A medical staff member adjusts the sheets on a bed as personnel setup a coronavirus quaran
Hani Mohammed/AP Photo

An official at Yale University told students in an email last week that they should prepare for their peers to die from Wuhan coronavirus and that their college life will look “like a hospital unit.” However, Yale researcher A. David Patiel pointed out that statistics indicate that young people are unlikely to die after contracting the virus.

According to a report by the Yale Daily News, officials at Yale offered drastically different responses this week to the ongoing coronavirus pandemic.

Laurie Santos, a Yale psychology professor and residence hall head, told students in an email that they should prepare to watch their peers die from coronavirus.

“We all should be emotionally prepared for widespread infections — and possibly deaths — in our community,” Santos wrote. “You should emotionally prepare for the fact that your residential college life will look more like a hospital unit than a residential college.”

However, Yale researcher A. David Patiel acknowledged that college-aged students are unlikely to face serious health ramifications if they contract the virus.
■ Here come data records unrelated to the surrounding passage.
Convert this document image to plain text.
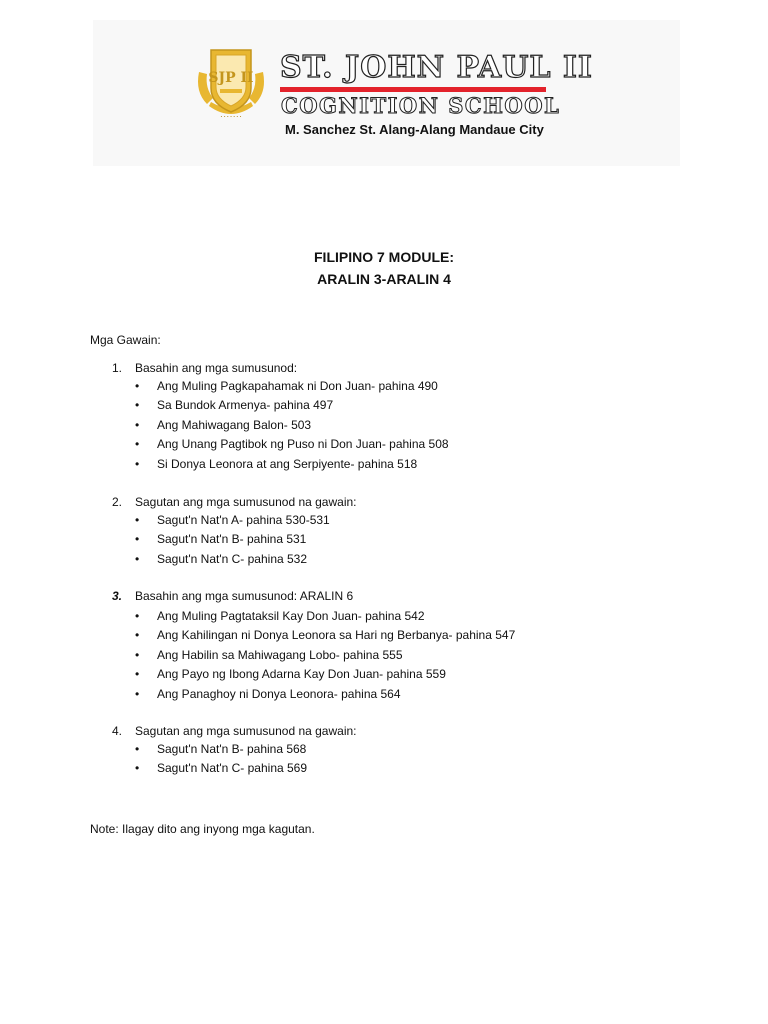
SJP II
• • • • • • •
ST. JOHN PAUL II
COGNITION SCHOOL
M. Sanchez St. Alang-Alang Mandaue City
FILIPINO 7 MODULE:
ARALIN 3-ARALIN 4
Mga Gawain:
1. Basahin ang mga sumusunod:
• Ang Muling Pagkapahamak ni Don Juan- pahina 490
• Sa Bundok Armenya- pahina 497
• Ang Mahiwagang Balon- 503
• Ang Unang Pagtibok ng Puso ni Don Juan- pahina 508
• Si Donya Leonora at ang Serpiyente- pahina 518
2. Sagutan ang mga sumusunod na gawain:
• Sagut'n Nat'n A- pahina 530-531
• Sagut'n Nat'n B- pahina 531
• Sagut'n Nat'n C- pahina 532
3. Basahin ang mga sumusunod: ARALIN 6
• Ang Muling Pagtataksil Kay Don Juan- pahina 542
• Ang Kahilingan ni Donya Leonora sa Hari ng Berbanya- pahina 547
• Ang Habilin sa Mahiwagang Lobo- pahina 555
• Ang Payo ng Ibong Adarna Kay Don Juan- pahina 559
• Ang Panaghoy ni Donya Leonora- pahina 564
4. Sagutan ang mga sumusunod na gawain:
• Sagut'n Nat'n B- pahina 568
• Sagut'n Nat'n C- pahina 569
Note: Ilagay dito ang inyong mga kagutan.
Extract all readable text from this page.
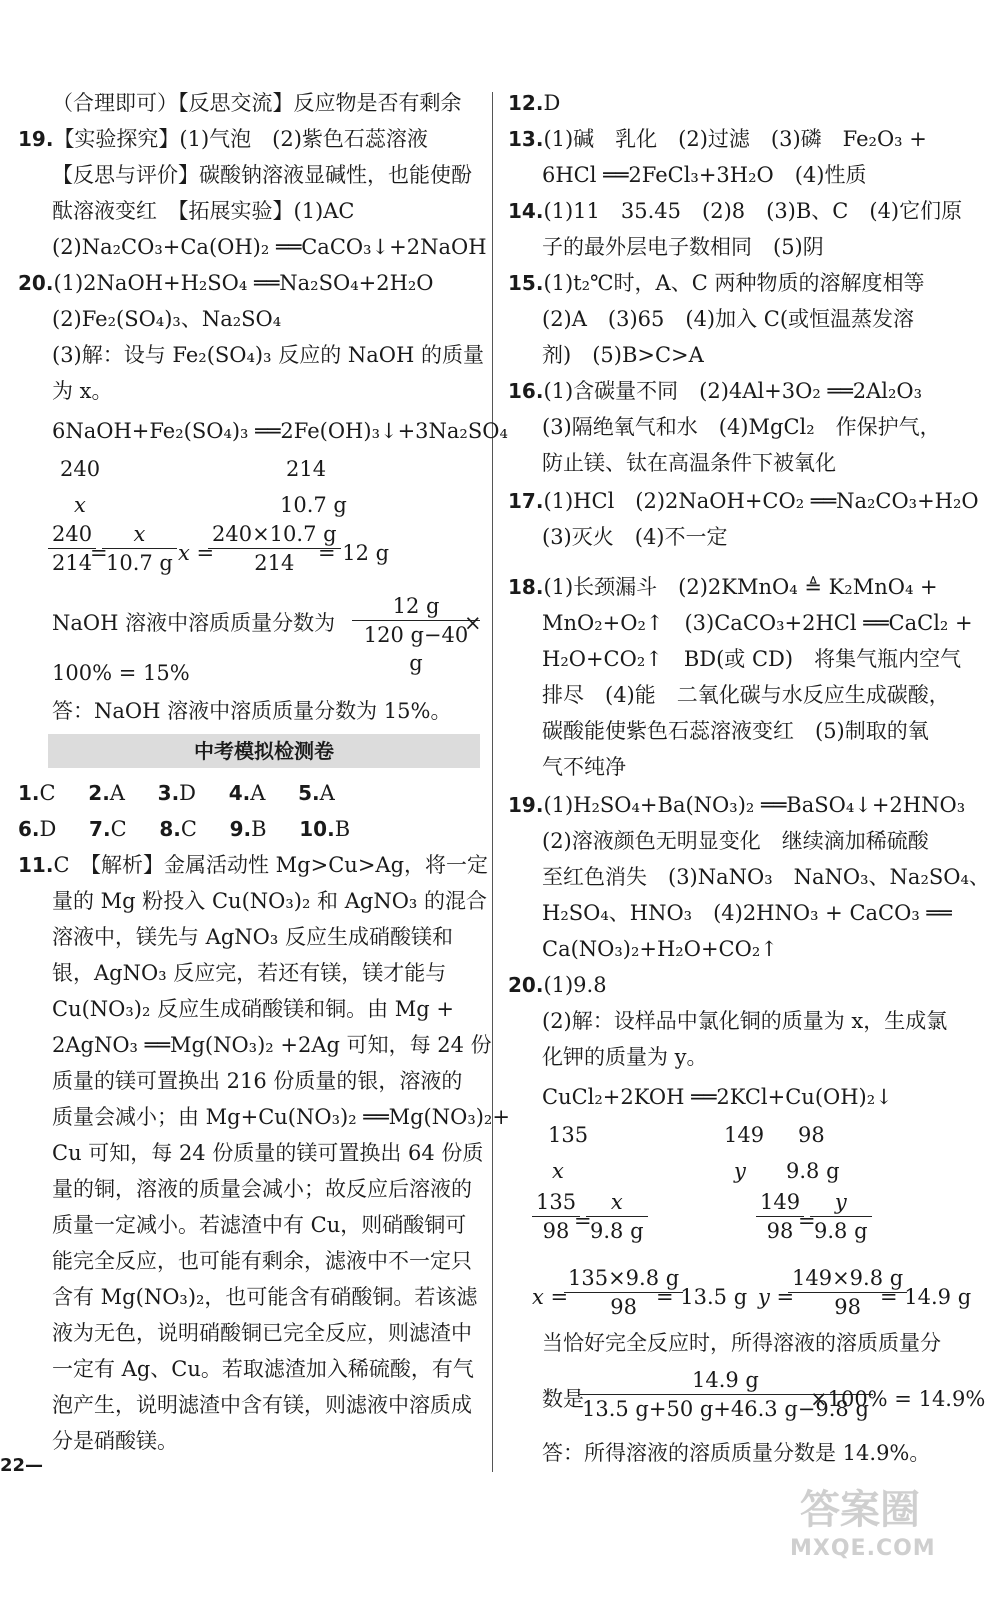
（合理即可）【反思交流】反应物是否有剩余
19.【实验探究】(1)气泡　(2)紫色石蕊溶液
【反思与评价】碳酸钠溶液显碱性，也能使酚
酞溶液变红　【拓展实验】(1)AC
(2)Na₂CO₃+Ca(OH)₂ ══CaCO₃↓+2NaOH
20.(1)2NaOH+H₂SO₄ ══Na₂SO₄+2H₂O
(2)Fe₂(SO₄)₃、Na₂SO₄
(3)解：设与 Fe₂(SO₄)₃ 反应的 NaOH 的质量
为 x。
6NaOH+Fe₂(SO₄)₃ ══2Fe(OH)₃↓+3Na₂SO₄
240	214
x	10.7 g
$\frac{240}{214}$
=
$\frac{x}{10.7 g}$ x =
$\frac{240\times 10.7 g}{214}$
= 12 g
NaOH 溶液中溶质质量分数为 $\frac{12 g}{120 g-40 g}$
×
100% = 15%
答：NaOH 溶液中溶质质量分数为 15%。
中考模拟检测卷
1.C 2.A 3.D 4.A 5.A
6.D 7.C 8.C 9.B 10.B
11.C　【解析】金属活动性 Mg>Cu>Ag，将一定
量的 Mg 粉投入 Cu(NO₃)₂ 和 AgNO₃ 的混合
溶液中，镁先与 AgNO₃ 反应生成硝酸镁和
银，AgNO₃ 反应完，若还有镁，镁才能与
Cu(NO₃)₂ 反应生成硝酸镁和铜。由 Mg +
2AgNO₃ ══Mg(NO₃)₂ +2Ag 可知，每 24 份
质量的镁可置换出 216 份质量的银，溶液的
质量会减小；由 Mg+Cu(NO₃)₂ ══Mg(NO₃)₂+
Cu 可知，每 24 份质量的镁可置换出 64 份质
量的铜，溶液的质量会减小；故反应后溶液的
质量一定减小。若滤渣中有 Cu，则硝酸铜可
能完全反应，也可能有剩余，滤液中不一定只
含有 Mg(NO₃)₂，也可能含有硝酸铜。若该滤
液为无色，说明硝酸铜已完全反应，则滤渣中
一定有 Ag、Cu。若取滤渣加入稀硫酸，有气
泡产生，说明滤渣中含有镁，则滤液中溶质成
分是硝酸镁。
22—
12.D
13.(1)碱　乳化　(2)过滤　(3)磷　Fe₂O₃ +
6HCl ══2FeCl₃+3H₂O　(4)性质
14.(1)11　35.45　(2)8　(3)B、C　(4)它们原
子的最外层电子数相同　(5)阴
15.(1)t₂℃时，A、C 两种物质的溶解度相等
(2)A　(3)65　(4)加入 C(或恒温蒸发溶
剂)　(5)B>C>A
16.(1)含碳量不同　(2)4Al+3O₂ ══2Al₂O₃
(3)隔绝氧气和水　(4)MgCl₂　作保护气，
防止镁、钛在高温条件下被氧化
17.(1)HCl　(2)2NaOH+CO₂ ══Na₂CO₃+H₂O
(3)灭火　(4)不一定
18.(1)长颈漏斗　(2)2KMnO₄ ≜ K₂MnO₄ +
MnO₂+O₂↑　(3)CaCO₃+2HCl ══CaCl₂ +
H₂O+CO₂↑　BD(或 CD)　将集气瓶内空气
排尽　(4)能　二氧化碳与水反应生成碳酸，
碳酸能使紫色石蕊溶液变红　(5)制取的氧
气不纯净
19.(1)H₂SO₄+Ba(NO₃)₂ ══BaSO₄↓+2HNO₃
(2)溶液颜色无明显变化　继续滴加稀硫酸
至红色消失　(3)NaNO₃　NaNO₃、Na₂SO₄、
H₂SO₄、HNO₃　(4)2HNO₃ + CaCO₃ ══
Ca(NO₃)₂+H₂O+CO₂↑
20.(1)9.8
(2)解：设样品中氯化铜的质量为 x，生成氯
化钾的质量为 y。
CuCl₂+2KOH ══2KCl+Cu(OH)₂↓
135	149 98
x	y 9.8 g
$\frac{135}{98}$
=
$\frac{x}{9.8 g}$	$\frac{149}{98}$
=
$\frac{y}{9.8 g}$
x =
$\frac{135\times 9.8 g}{98}$
= 13.5 g y =
$\frac{149\times 9.8 g}{98}$
= 14.9 g
当恰好完全反应时，所得溶液的溶质质量分
数是
$\frac{14.9 g}{13.5 g+50 g+46.3 g-9.8 g}$
×100% = 14.9%
答：所得溶液的溶质质量分数是 14.9%。
答案圈
MXQE.COM
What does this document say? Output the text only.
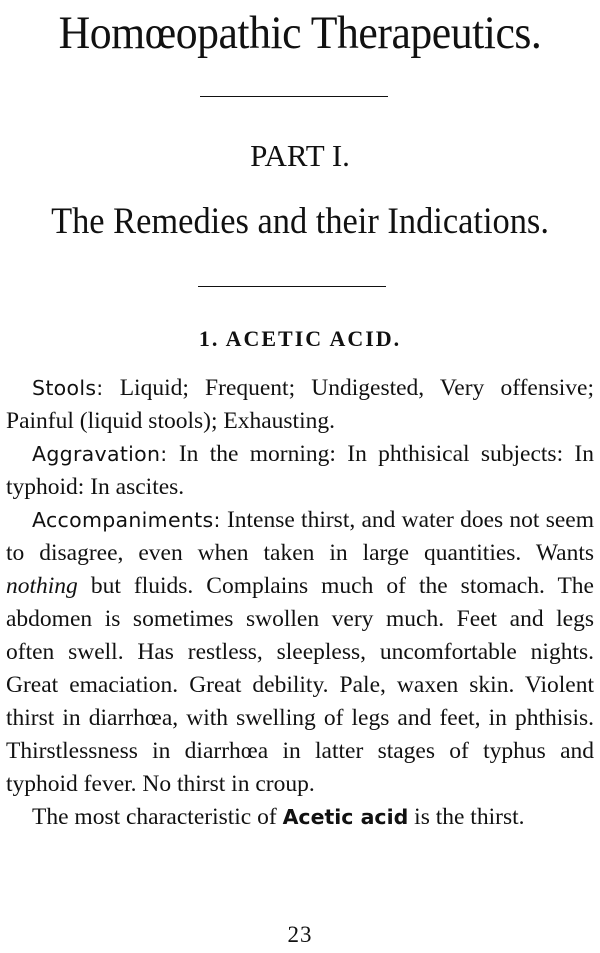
Homœopathic Therapeutics.
PART I.
The Remedies and their Indications.
1. ACETIC ACID.

Stools: Liquid; Frequent; Undigested, Very offensive; Painful (liquid stools); Exhausting.

Aggravation: In the morning: In phthisical subjects: In typhoid: In ascites.

Accompaniments: Intense thirst, and water does not seem to disagree, even when taken in large quantities. Wants nothing but fluids. Complains much of the stomach. The abdomen is sometimes swollen very much. Feet and legs often swell. Has restless, sleepless, uncomfortable nights. Great emaciation. Great debility. Pale, waxen skin. Violent thirst in diarrhœa, with swelling of legs and feet, in phthisis. Thirstlessness in diarrhœa in latter stages of typhus and typhoid fever. No thirst in croup.

The most characteristic of Acetic acid is the thirst.

23
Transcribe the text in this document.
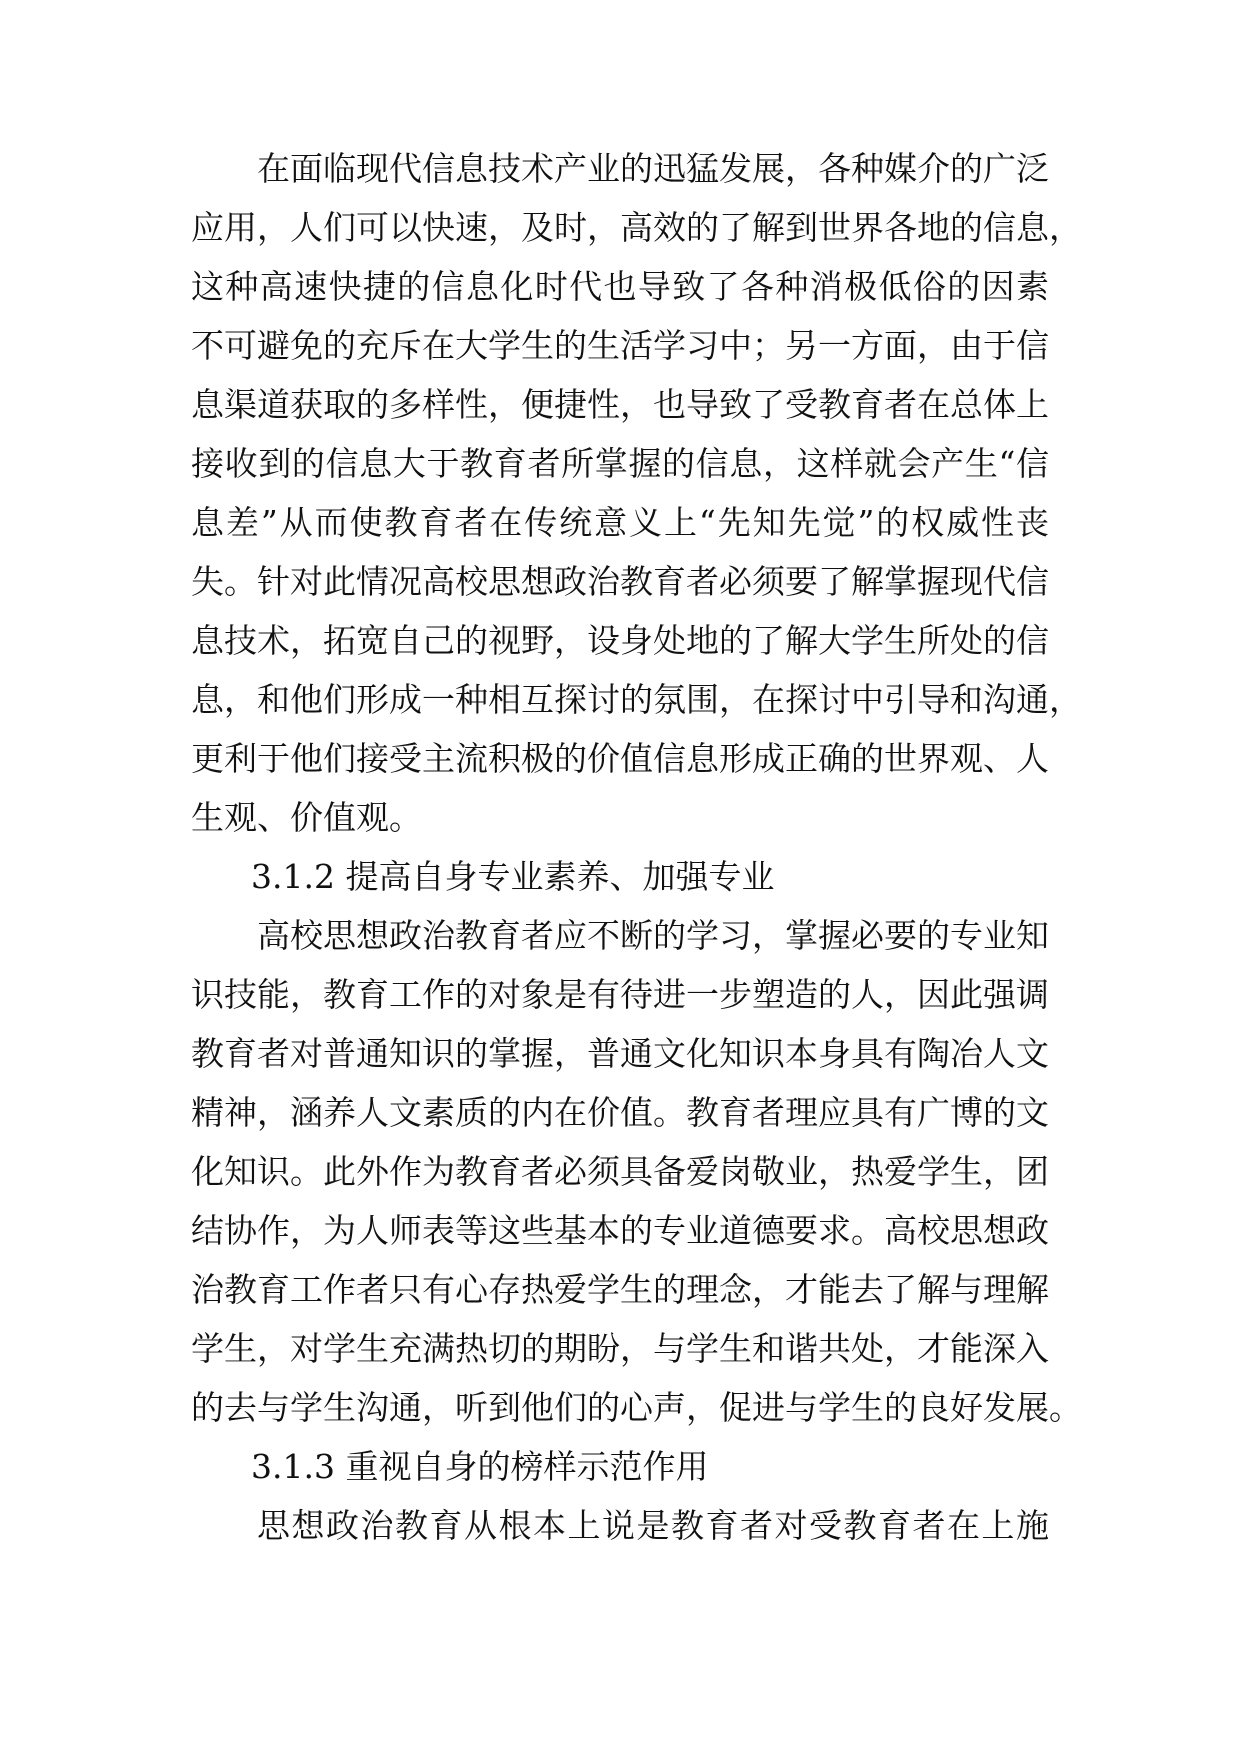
在面临现代信息技术产业的迅猛发展，各种媒介的广泛
应用，人们可以快速，及时，高效的了解到世界各地的信息，
这种高速快捷的信息化时代也导致了各种消极低俗的因素
不可避免的充斥在大学生的生活学习中；另一方面，由于信
息渠道获取的多样性，便捷性，也导致了受教育者在总体上
接收到的信息大于教育者所掌握的信息，这样就会产生“信
息差”从而使教育者在传统意义上“先知先觉”的权威性丧
失。针对此情况高校思想政治教育者必须要了解掌握现代信
息技术，拓宽自己的视野，设身处地的了解大学生所处的信
息，和他们形成一种相互探讨的氛围，在探讨中引导和沟通，
更利于他们接受主流积极的价值信息形成正确的世界观、人
生观、价值观。
3.1.2 提高自身专业素养、加强专业
高校思想政治教育者应不断的学习，掌握必要的专业知
识技能，教育工作的对象是有待进一步塑造的人，因此强调
教育者对普通知识的掌握，普通文化知识本身具有陶冶人文
精神，涵养人文素质的内在价值。教育者理应具有广博的文
化知识。此外作为教育者必须具备爱岗敬业，热爱学生，团
结协作，为人师表等这些基本的专业道德要求。高校思想政
治教育工作者只有心存热爱学生的理念，才能去了解与理解
学生，对学生充满热切的期盼，与学生和谐共处，才能深入
的去与学生沟通，听到他们的心声，促进与学生的良好发展。
3.1.3 重视自身的榜样示范作用
思想政治教育从根本上说是教育者对受教育者在上施
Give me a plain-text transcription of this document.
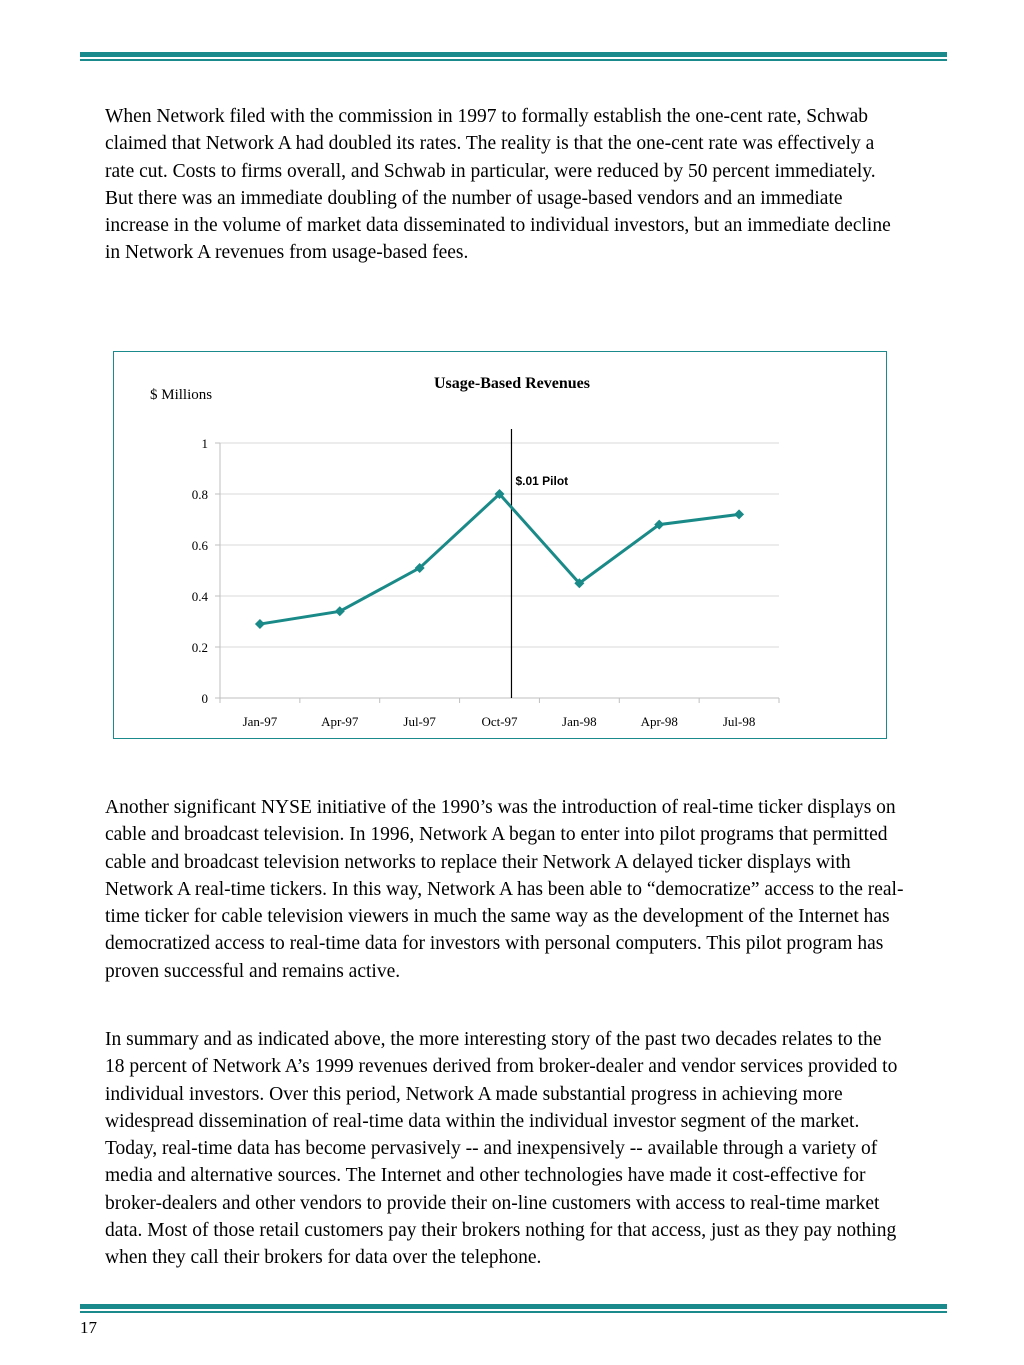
When Network filed with the commission in 1997 to formally establish the one-cent rate, Schwab claimed that Network A had doubled its rates. The reality is that the one-cent rate was effectively a rate cut. Costs to firms overall, and Schwab in particular, were reduced by 50 percent immediately. But there was an immediate doubling of the number of usage-based vendors and an immediate increase in the volume of market data disseminated to individual investors, but an immediate decline in Network A revenues from usage-based fees.

Usage-Based Revenues
$ Millions
0
0.2
0.4
0.6
0.8
1
Jan-97	Apr-97	Jul-97	Oct-97	Jan-98	Apr-98	Jul-98
$.01 Pilot

Another significant NYSE initiative of the 1990’s was the introduction of real-time ticker displays on cable and broadcast television. In 1996, Network A began to enter into pilot programs that permitted cable and broadcast television networks to replace their Network A delayed ticker displays with Network A real-time tickers. In this way, Network A has been able to “democratize” access to the real-time ticker for cable television viewers in much the same way as the development of the Internet has democratized access to real-time data for investors with personal computers. This pilot program has proven successful and remains active.

In summary and as indicated above, the more interesting story of the past two decades relates to the 18 percent of Network A’s 1999 revenues derived from broker-dealer and vendor services provided to individual investors. Over this period, Network A made substantial progress in achieving more widespread dissemination of real-time data within the individual investor segment of the market. Today, real-time data has become pervasively -- and inexpensively -- available through a variety of media and alternative sources. The Internet and other technologies have made it cost-effective for broker-dealers and other vendors to provide their on-line customers with access to real-time market data. Most of those retail customers pay their brokers nothing for that access, just as they pay nothing when they call their brokers for data over the telephone.

17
Patiel pointed out that students can still spread the virus to vulnerable members of the Yale community.

You don’t plan a safety net that can only be as strong as what you think it’s going to have to withstand. It does trouble me that many colleges out there are doing the absolute minimum, banking on the planets to align and hoping against hope that everything that could go wrong will go right. I don’t think that’s any way to treat our kids, or the staff, the custodians, the dining hall workers, the person who works at the Starbucks on Chapel Street — there’s a much broader community of people who could potentially be harmed if something were to go awry.

Breitbart News reported last week that the University of North Carolina at Chapel Hill suspended in-person classes after a spike in coronavirus cases. In the week after students arrived on campus, the positive test rate rose from around three percent to near 14 percent.